- Born: 6 February 1915 Mothbati village, Khulna district, British India
- Died: 2 November 2008 (aged 93)
- Occupations: Politician, journalist
- Political party: Bangladesh Jamaat-e-Islami

= Shamsur Rahman (politician) =

Bangladesh Jamaat-e-Islami politician

Shamsur Rahman (6 February 1915 – 2 November 2008) was a Bangladeshi politician and social activist. He was also member of the 3rd National Assembly of Pakistan (1962) elected from the then East Bengal. He was senior Nayeb-e-Ameer of Bangladesh Jamaat-e-Islami.

==Early life and education==

Shamsur Rahman was born on 6 February 1915 in the village of Mathbati, in what is now Paikgachha Upazila of Khulna District in Bangladesh. He was the eldest son of Sharifatunnesa and Kafiluddin Sarder, a renowned English teacher. He completed his secondary school from Kapilmuni Sahachari Vidya Mandir in 1934, higher secondary from Government P.C. College, Bagerhat in 1937. He completed a Bachelor of Arts from Islamia College of Kolkata in 1939.

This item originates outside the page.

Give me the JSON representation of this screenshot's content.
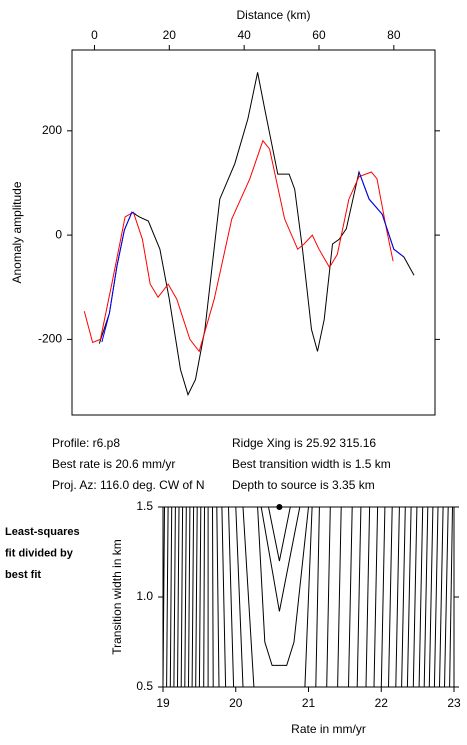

He started his profession as the principal of in the district of Midnapur at 1939. In 1941, he joined as a government official in the agriculture department.

==Journalism==

In 1949, Shamsur Rahman started his career as a journalist. He became a correspondent of The Pakistan Observer. Later on he began to publish a weekly newspaper named The Weekly Tawhid "সাপ্তাহিক তাওহীদ". He remained as the editor of the newspaper. In 1952, the newspaper came to light as the mouthpiece of Jamaat-e Islami.

==Political career==

Shamsur Rahman, inspired by the political thoughts of Syed Abul A'la Maududi joined Jamaat-e-Islami in the year 1952. He was elected as the Member of the National Assembly of Pakistan in the year 1962. After the liberation war of Bangladesh, he became the secretary general of Bangladesh Jamaat-e-Islami in the year 1978. Later on he became senior Nayeb-e-Ameer of Bangladesh Jamaat-e-Islami and served till 2003.

==Leadership in various institutions==

Shamsur Rahman had carried out his duties as organizer in many social and educational institutions. He was the chairman of Adhunik Prakashani, a renowned publishing company. He also served as the chairman of The Daily Sangram and The Weekly Sonar Bangla.